I rispettivi staff hanno smentito che tra la premier Giorgia Meloni e il ministro dell’Economia, Giancarlo Giorgetti, ci sia stata una discussione dai toni accesi durante la settimana scorsa. Non conosciamo l’entità dei decibel, eppure sembra che tra i due qualche battuta non proprio sussurrata vi sia stata. Motivo del contendere? La prima non ha apprezzato il contraltare del secondo sul fatto che il riarmo europeo non potrebbe avvenire a discapito dell’erogazione di servizi come sanità e scuola.
Aumento spesa militare
A dividere Meloni e Giorgetti non è stata la sostanza, dato che anche la premier concorda circa la necessità di mostrare prudenza sull’aumento della spesa militare a debito e meno che mai immagina di dovere tagliare i servizi essenziali per finanziare la difesa.
Solo che questa è una fase delicata, in cui le posizioni in politica estera devono essere chiare per mostrarsi responsabili e affidabili agli occhi degli alleati.

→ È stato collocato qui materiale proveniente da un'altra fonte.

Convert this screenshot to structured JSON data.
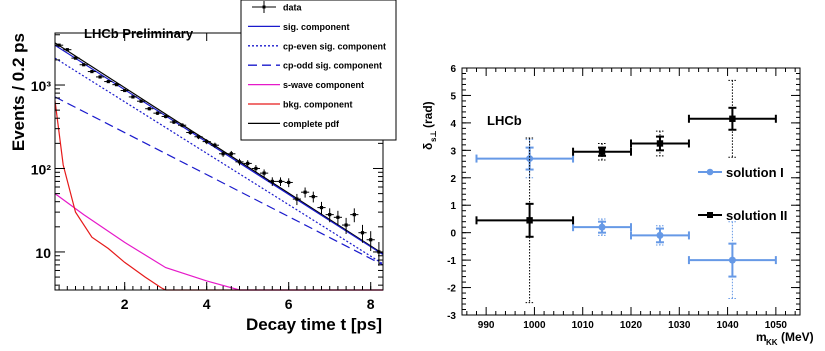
{
  "chart_data": [
    {
      "type": "scatter",
      "annotation": "LHCb Preliminary",
      "xlabel": "Decay time t [ps]",
      "ylabel": "Events / 0.2 ps",
      "xlim": [
        0.3,
        8.3
      ],
      "ylim": [
        3.5,
        4200
      ],
      "yscale": "log",
      "x_ticks": [
        2,
        4,
        6,
        8
      ],
      "y_ticks": [
        {
          "value": 10,
          "label": "10"
        },
        {
          "value": 100,
          "label": "10²"
        },
        {
          "value": 1000,
          "label": "10³"
        }
      ],
      "legend_position": "top-right",
      "legend": [
        {
          "label": "data",
          "style": "data",
          "color": "#000000"
        },
        {
          "label": "sig. component",
          "style": "solid",
          "color": "#1a1acc"
        },
        {
          "label": "cp-even sig. component",
          "style": "dotted",
          "color": "#1a1acc"
        },
        {
          "label": "cp-odd sig. component",
          "style": "dashed",
          "color": "#1a1acc"
        },
        {
          "label": "s-wave component",
          "style": "solid",
          "color": "#e619c9"
        },
        {
          "label": "bkg. component",
          "style": "solid",
          "color": "#e61a1a"
        },
        {
          "label": "complete pdf",
          "style": "solid",
          "color": "#000000"
        }
      ],
      "curves": [
        {
          "label": "complete pdf",
          "color": "#000000",
          "style": "solid",
          "x": [
            0.3,
            8.3
          ],
          "y": [
            3200,
            9.5
          ]
        },
        {
          "label": "sig. component",
          "color": "#1a1acc",
          "style": "solid",
          "x": [
            0.3,
            8.3
          ],
          "y": [
            3000,
            9.3
          ]
        },
        {
          "label": "cp-even sig. component",
          "color": "#1a1acc",
          "style": "dotted",
          "x": [
            0.3,
            8.3
          ],
          "y": [
            2100,
            7.2
          ]
        },
        {
          "label": "cp-odd sig. component",
          "color": "#1a1acc",
          "style": "dashed",
          "x": [
            0.3,
            8.3
          ],
          "y": [
            720,
            7.0
          ]
        },
        {
          "label": "s-wave component",
          "color": "#e619c9",
          "style": "solid",
          "x": [
            0.3,
            1.0,
            2.0,
            3.0,
            4.0,
            4.8,
            8.3
          ],
          "y": [
            50,
            28,
            13,
            6.5,
            4.5,
            3.5,
            3.5
          ]
        },
        {
          "label": "bkg. component",
          "color": "#e61a1a",
          "style": "solid",
          "x": [
            0.3,
            0.5,
            0.8,
            1.2,
            1.6,
            2.0,
            2.5,
            2.9,
            3.0,
            8.3
          ],
          "y": [
            650,
            110,
            30,
            15,
            11,
            7.5,
            5,
            3.7,
            3.5,
            3.5
          ]
        }
      ],
      "data_points": {
        "x": [
          0.4,
          0.6,
          0.8,
          1.0,
          1.2,
          1.4,
          1.6,
          1.8,
          2.0,
          2.2,
          2.4,
          2.6,
          2.8,
          3.0,
          3.2,
          3.4,
          3.6,
          3.8,
          4.0,
          4.2,
          4.4,
          4.6,
          4.8,
          5.0,
          5.2,
          5.4,
          5.6,
          5.8,
          6.0,
          6.2,
          6.4,
          6.6,
          6.8,
          7.0,
          7.2,
          7.4,
          7.6,
          7.8,
          8.0,
          8.2
        ],
        "y": [
          3000,
          2650,
          2100,
          1750,
          1450,
          1250,
          1100,
          1010,
          860,
          720,
          640,
          520,
          460,
          420,
          360,
          330,
          270,
          240,
          210,
          190,
          150,
          150,
          120,
          115,
          100,
          88,
          70,
          70,
          68,
          43,
          52,
          46,
          34,
          28,
          26,
          21,
          28,
          17,
          14,
          10
        ]
      }
    },
    {
      "type": "scatter",
      "annotation": "LHCb",
      "xlabel": "m_KK (MeV)",
      "ylabel": "δ_s⊥ (rad)",
      "xlim": [
        985,
        1055
      ],
      "ylim": [
        -3,
        6
      ],
      "x_ticks": [
        990,
        1000,
        1010,
        1020,
        1030,
        1040,
        1050
      ],
      "y_ticks": [
        -3,
        -2,
        -1,
        0,
        1,
        2,
        3,
        4,
        5,
        6
      ],
      "legend_position": "center-right",
      "series": [
        {
          "name": "solution I",
          "color": "#6699e6",
          "marker": "circle",
          "points": [
            {
              "x": 999,
              "xlo": 988,
              "xhi": 1008,
              "y": 2.7,
              "stat": 0.4,
              "syst": 0.7
            },
            {
              "x": 1014,
              "xlo": 1008,
              "xhi": 1020,
              "y": 0.2,
              "stat": 0.2,
              "syst": 0.3
            },
            {
              "x": 1026,
              "xlo": 1020,
              "xhi": 1032,
              "y": -0.1,
              "stat": 0.25,
              "syst": 0.35
            },
            {
              "x": 1041,
              "xlo": 1032,
              "xhi": 1050,
              "y": -1.0,
              "stat": 0.6,
              "syst": 1.4
            }
          ]
        },
        {
          "name": "solution II",
          "color": "#000000",
          "marker": "square",
          "points": [
            {
              "x": 999,
              "xlo": 988,
              "xhi": 1008,
              "y": 0.45,
              "stat": 0.6,
              "syst": 3.0
            },
            {
              "x": 1014,
              "xlo": 1008,
              "xhi": 1020,
              "y": 2.95,
              "stat": 0.15,
              "syst": 0.3
            },
            {
              "x": 1026,
              "xlo": 1020,
              "xhi": 1032,
              "y": 3.25,
              "stat": 0.25,
              "syst": 0.45
            },
            {
              "x": 1041,
              "xlo": 1032,
              "xhi": 1050,
              "y": 4.15,
              "stat": 0.4,
              "syst": 1.4
            }
          ]
        }
      ]
    }
  ]
}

Che non sono solo gli europei, ma anche gli americani. Proprio il presidente Donald Trump ci chiede di spendere di più per la nostra stessa sicurezza, altrimenti dovremmo arrangiarci senza il sostegno americano.

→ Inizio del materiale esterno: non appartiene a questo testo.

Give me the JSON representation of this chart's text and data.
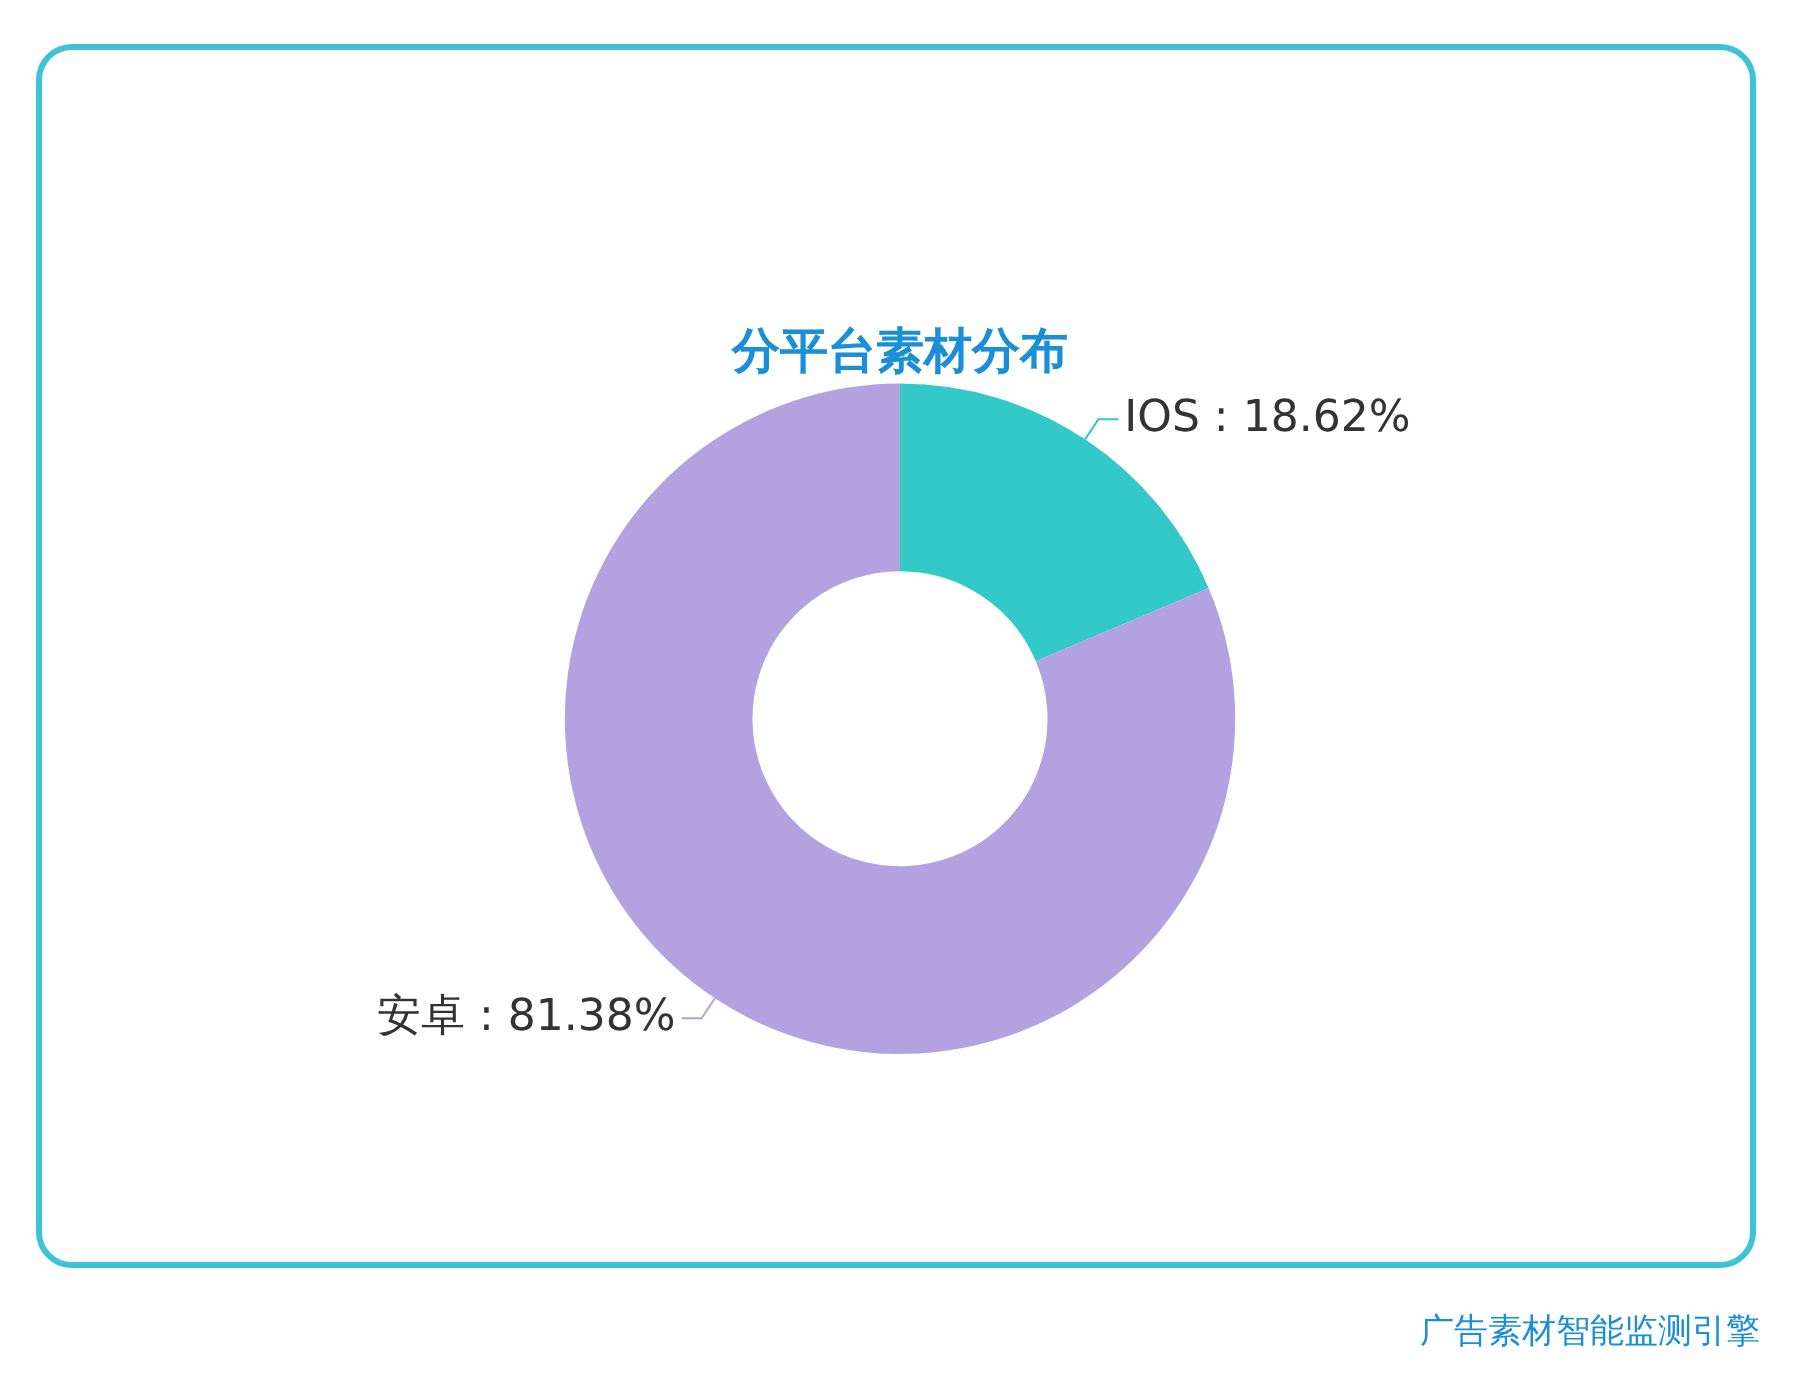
{
  "chart_data": {
    "type": "donut",
    "title": "分平台素材分布",
    "categories": [
      "IOS",
      "安卓"
    ],
    "values": [
      18.62,
      81.38
    ],
    "value_labels": [
      "18.62%",
      "81.38%"
    ],
    "colors": [
      "#33c9c9",
      "#b3a2e0"
    ],
    "legend": false,
    "annotations": [
      "广告素材智能监测引擎"
    ]
  }
}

Nessuna corsa al debito in Italia
L’Italia non può permettersi la baldanza tedesca in fatto di ricorso al debito pubblico. Altro che bazooka da 1.000 miliardi di euro come promesso dal cancelliere “in pectore” Friedrich Merz. Persino una pistola ad acqua da 100 miliardi in un decennio sarebbe per noi un grosso lusso. Con un rapporto debito/Pil sopra il 135% c’è poco da spendere in deficit. Meloni e Giorgetti godono di grande fiducia sui mercati finanziari.
Sembra quasi naturale affermarlo oggi, ma le premesse furono del tutto diverse due anni e mezzo fa, quando i due entrarono rispettivamente a Palazzo Chigi e in via XX Settembre. Parte della stampa internazionale tuonava contro un nuovo “rischio spread”.
Sono bastate pochissime settimane per far cambiare umore agli investitori. I risultati hanno subito parlato chiaro: boom di Piazza Affari, ritorno dei capitali stranieri sui BTp e spread in netto calo. Ieri, quest’ultimo si aggirava in area 107 punti base, sempre ai minimi dal 2021. Significa che il rischio sovrano è considerato stabile e il più basso da molti anni a questa parte. Il fatto che non sia risalito dopo il boom dei rendimenti tedeschi, segnala che c’è fiducia circa la stabilità dei conti pubblici italiani nei prossimi anni. L’avanzo primario, cioè al netto della spesa per interessi, nel 2024 è salito da -3,6% a +0,4% del Pil. Un balzo così forte non si vedeva da mezzo secolo a questa parte.
Prudenza di Meloni e Giorgetti paga
I mercati sono consapevoli che l’Italia, pur volendo, non potrebbe mettersi a inseguire la Germania sull’aumento della spesa militare. Lo stesso dicasi per la Francia. Ciò li conforta, così come la stabilità politica che garantirebbe il controllo delle finanze statali a medio-lungo termine. Le distanze tra Italia e Germania in fatto di debito si ridurrebbero nei prossimi anni.
La linea della prudenza di Meloni e Giorgetti si tradurrebbe in un vantaggio netto positivo per l’economia italiana: relativamente meno indebitata e con maggiore crescita del Pil grazie al riarmo europeo. E anche le distanze con gli Oat decennali francesi restano stabili attorno alla soglia dei 35 punti.